2014 marks half a century of Steve Howe‘s professional career as a musician, during which he has helped shape the foundations of progressive rock with seminal act Yes. His essential guitar work on the likes on the albums: Fragile, Close to the Edge, Relayer and Going For The One mark him as one of the most influential guitarists of the 20th century. In the early eighties, Steve Howe was one of the founding members of supergroup Asia, with whom he recorded seven studio and one live album, up until 2013 when he decided to fully dedicate to Yes.
Alongsdie playing in these bands, Steve Howe pursued a solo career which resulted in 21 studio releases, but over the course of time he was a part of many other projects including Anderson Bruford Wakeman Howe, GTR and Explorer’s Club and has worked with Queen, Lou Reed, The Dregs, Fish and Dream Theater, among many others.
Howe recently completed work on Yes‘ 21st studio album entitled Heaven and Earth, planned for the release on 7th of July in UK and 8th of July in North America.
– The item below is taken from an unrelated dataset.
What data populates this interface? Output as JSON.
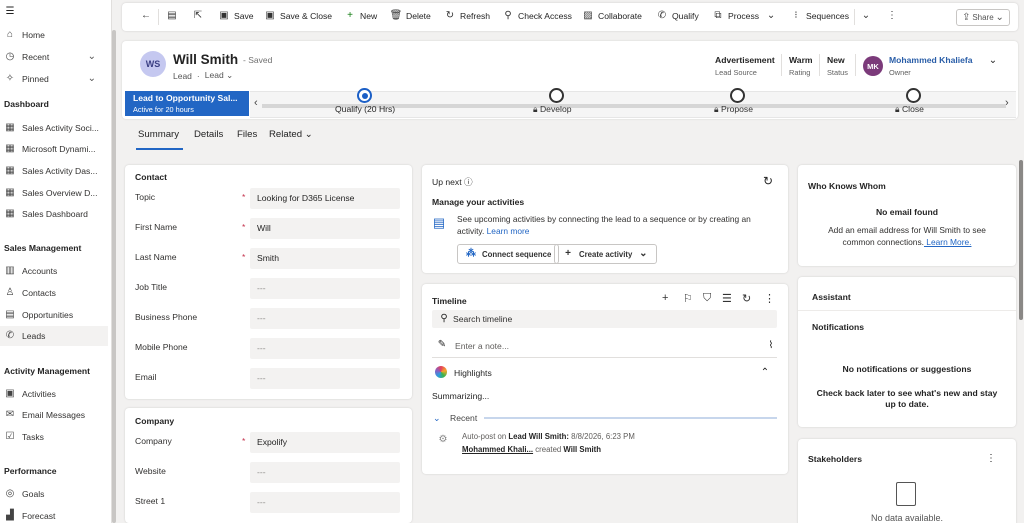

The band has just completed their second annual Cruise to the Edge festival and are set to tour Europe in late April, May and June, where they will perform The Yes Album, Close to the Edge and Going for the One in their entireties. Yes will embark on the US tour on July 8th where they will perform the Fragile and Close to the Edge albums, along with the selection of the band’s greatest hits and songs from the new album.
Prog Sphere talked with Steve Howe about Heaven and Earth, tour and progressive rock.
Prog Sphere: The new Yes album is called Heaven and Earth and is due on the 8th of July. What can you tell me about the creative process of the record? How long it took you to complete the song structures?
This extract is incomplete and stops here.